Abstract: This article examines the treatment of several personages identified as Hamites in the Book of Abraham. It proposes that, in contrast to traditional readings of the text, Hamites are featured positively in the Book of Abraham. This is particularly true of the daughters of Onitah and of Pharaoh himself, both of whom are presented as righteous people practicing an early form of monotheism. While I do not claim that the Book of Abraham is completely free of elements possibly deemed to be racially problematic, until now, the positive depiction of the Hamites in the text has largely been overlooked.

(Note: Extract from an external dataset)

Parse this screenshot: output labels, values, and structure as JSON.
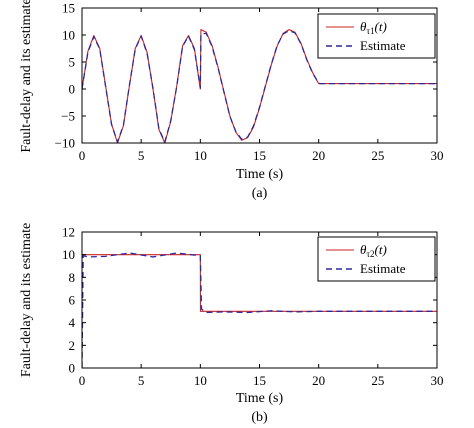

It has become in vogue as of late to attack the Restoration by attacking the Book of Abraham (hereafter BoA). One sees this in the recent CES Letter published by Jeremy Runnells and in the frequent discussions of the BoA from numerous critics of the Latter-day Saint faith.1 While most of these arguments against the BoA have been thoroughly rebutted by Latter-day Saint scholars,2 one argument that has not received adequate [Page 34]attention is the charge that the BoA is an explicitly racist, particularly anti-black racist, document.3 John Dehlin, for example, makes this contention in several of his online presentations.4
Scholars who have acknowledged this concern take two positions. The first is that those passages in the BoA that appear to have racist content were not original to the text. This is the view taken by Dan Vogel in his work Book of Abraham Apologetics.5 He argues that the passages referring to a priesthood curse and traditionally applied to black persons of African descent in the history of interpretation were themselves interpolations made by W. W.